On Mon, Oct 1, 2018 at 9:58 AM Blake Hudson <blake at ispn.net> wrote:
>
> Alex wrote on 9/30/2018 7:27 PM:
> > Hi,
> >
> > On Sun, Sep 30, 2018 at 1:19 PM @lbutlr <kremels at kreme.com> wrote:
> >> On 30 Sep 2018, at 09:59, Alex <mysqlstudent at gmail.com> wrote:
> >>> It also tends to happen in bulk - there may be 25 SERVFAILs within the
> >>> same second, then nothing for another few minutes.
> >> That really makes it seem like either you modem or you ISP is interfering somehow, or is simply not able to keep up.
> > I'm leaning towards that, too. The problem persists even when using
> > the provider's DNS servers. I thought for sure I'd see some verifiable
> > info from other people having problems with cable, such as from
> > dslreports, etc, but there really hasn't been anything. The comment
> > made about DOCSIS earlier in this thread was helpful.
> >
> > Do you believe it could be impacting all data, not just bind/DNS/UDP?
> >
> > Do people not generally use cable as even a fallback link for
> > secondary services? I figured it was because there's no SLA, not
> > because it doesn't work well with many protocols. I'd imagine services
> > like Netflix and youtube don't have problems is because they 1) don't
> > require a lot of DNS traffic and 2) http is a really simple protocol
> > and 3) the link is probably engineered to be used for that?
> >
>
> Overall it probably depends on volume and application. Cable works well
> as a transport, but is not the same as DSL, ethernet, or GPON. If you
> have the need to send 500+ pps, then Cable may not meet your needs.

I believe I said as many as 500 qps, but I believe that's wrong. It's
more like a sustained 200 q/s.

> If you are running a high volume mail server you probably do need to run
> a local resolver to query services like SpamHaus, SORBs, and others due
> to the terms of service of these services and the rate limiting that

Yes, doing all of that. That's why I'm posting to the bind-users list.

For RBLs, I'm using invaluement (amazing), spamhaus, spamcop, sorbs,
senderscore and barracuda.

> they apply which would prevent you from using your upstream provider's
> DNS servers or a public DNS service like Google/Quad9/1.1.1.1. I would,
> however, recommend that you ensure your system has at least 2 resolvers
> configured in /etc/resolv.conf. If the first (local resolver) fails to
> resolve a query, then your system should retry the second server before

That turned out to be a key factor in this.

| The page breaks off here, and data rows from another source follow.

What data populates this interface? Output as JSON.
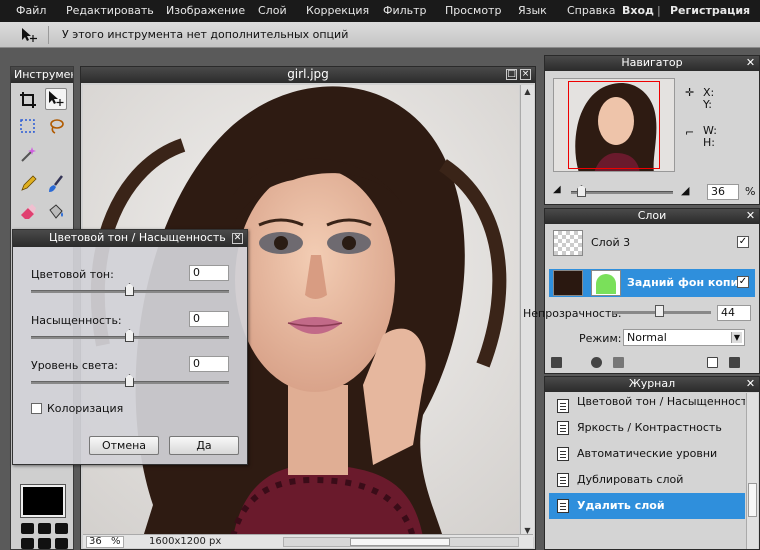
{
  "menu": {
    "items": [
      "Файл",
      "Редактировать",
      "Изображение",
      "Слой",
      "Коррекция",
      "Фильтр",
      "Просмотр",
      "Язык",
      "Справка"
    ],
    "login": "Вход",
    "separator": "|",
    "register": "Регистрация"
  },
  "options_bar": {
    "message": "У этого инструмента нет дополнительных опций"
  },
  "tools_panel": {
    "title": "Инструменты",
    "tools": [
      "crop-icon",
      "move-icon",
      "marquee-icon",
      "lasso-icon",
      "magic-wand-icon",
      "pencil-icon",
      "brush-icon",
      "eraser-icon",
      "bucket-icon"
    ],
    "foreground_color": "#000000"
  },
  "image_window": {
    "title": "girl.jpg",
    "zoom": "36",
    "zoom_unit": "%",
    "dimensions": "1600x1200 px"
  },
  "navigator": {
    "title": "Навигатор",
    "x_label": "X:",
    "y_label": "Y:",
    "w_label": "W:",
    "h_label": "H:",
    "zoom": "36",
    "zoom_unit": "%"
  },
  "layers": {
    "title": "Слои",
    "items": [
      {
        "name": "Слой 3",
        "visible": true,
        "selected": false
      },
      {
        "name": "Задний фон копи",
        "visible": true,
        "selected": true
      }
    ],
    "opacity_label": "Непрозрачность:",
    "opacity_value": "44",
    "mode_label": "Режим:",
    "mode_value": "Normal"
  },
  "journal": {
    "title": "Журнал",
    "items": [
      {
        "label": "Цветовой тон / Насыщенность",
        "selected": false
      },
      {
        "label": "Яркость / Контрастность",
        "selected": false
      },
      {
        "label": "Автоматические уровни",
        "selected": false
      },
      {
        "label": "Дублировать слой",
        "selected": false
      },
      {
        "label": "Удалить слой",
        "selected": true
      }
    ]
  },
  "dialog": {
    "title": "Цветовой тон / Насыщенность",
    "hue_label": "Цветовой тон:",
    "hue_value": "0",
    "saturation_label": "Насыщенность:",
    "saturation_value": "0",
    "lightness_label": "Уровень света:",
    "lightness_value": "0",
    "colorize_label": "Колоризация",
    "cancel_label": "Отмена",
    "ok_label": "Да"
  },
  "colors": {
    "accent": "#2f8fdc",
    "titlebar": "#2b2b2b",
    "menubar": "#1a1a1a"
  }
}
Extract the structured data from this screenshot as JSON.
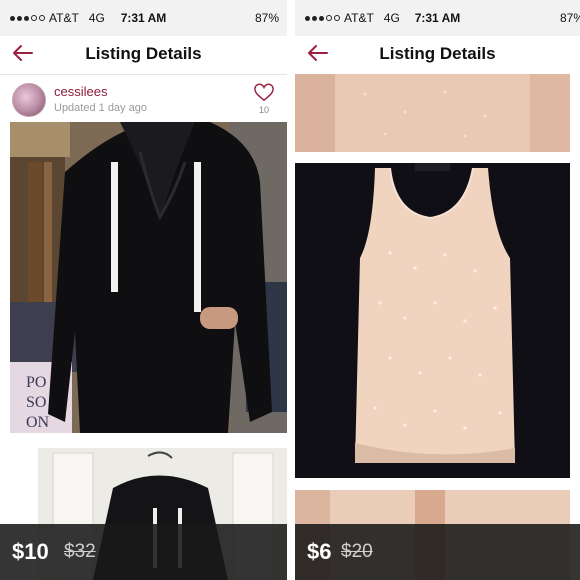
{
  "left": {
    "status": {
      "carrier": "AT&T",
      "network": "4G",
      "time": "7:31 AM",
      "battery": "87%"
    },
    "nav": {
      "title": "Listing Details",
      "back_icon": "back-arrow-icon"
    },
    "user": {
      "username": "cessilees",
      "updated": "Updated 1 day ago",
      "likes": "10",
      "like_icon": "heart-outline-icon"
    },
    "price": {
      "current": "$10",
      "original": "$32"
    },
    "colors": {
      "accent": "#9b2142",
      "pricebar": "#191919"
    }
  },
  "right": {
    "status": {
      "carrier": "AT&T",
      "network": "4G",
      "time": "7:31 AM",
      "battery": "87%"
    },
    "nav": {
      "title": "Listing Details",
      "back_icon": "back-arrow-icon"
    },
    "price": {
      "current": "$6",
      "original": "$20"
    }
  }
}
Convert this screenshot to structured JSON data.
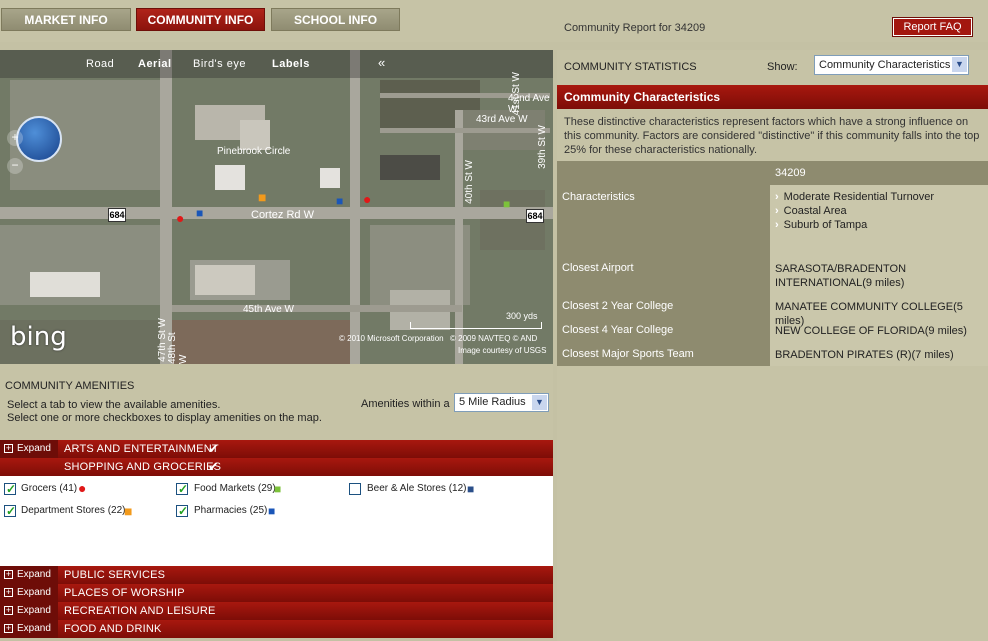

I managed to get rid of most of the SERVFAIL bind errors after
tunneling them through socat temporarily, but there were still a few
others. I thought by using just one entry in /etc/resolv.conf, it
would force all to go through there, but apparently some were
dropped(?). It wasn't until I added another resolver on a local
network (also on that cable connection) that the 'Name service error'
postfix errors really stopped.

> The occasional timeout might delay email, but should not prevent SMTP
> from functioning because A) DNS timeouts are considered to be a
> temporary error, and B) the default behavior of SMTP is to queue and

It doesn't prevent the email from being delivered, but the RBL queries
time out and consequently don't get consulted, perhaps allowing email
to pass that otherwise shouldn't have.

> retry if there is a timeout or temporary failure. Another angle to look
> at the problem from is if you believe the network can't handle more than
> X query volume, reduce your query volume below X to see if this resolves
> your issue. I operate dozens of email servers and they do not generate
> the query volume you describe. Perhaps you are querying too many RBLs

I've also experimented with QoS, prioritizing interactive traffic like
DNS, and it appears to help, but I don't believe it's a bandwidth
issue. The errors also sometimes happen when processing only a few
emails.

For a while I thought it couldn't be a bandwidth issue because it's a
165/35mbit link, and we have 10mbit ethernet links where it doesn't
ever happen with otherwise very similar configurations, but now I know
(or are pretty sure) it's apparently because of the make-up of how the
cable (DOCSIS?) is designed...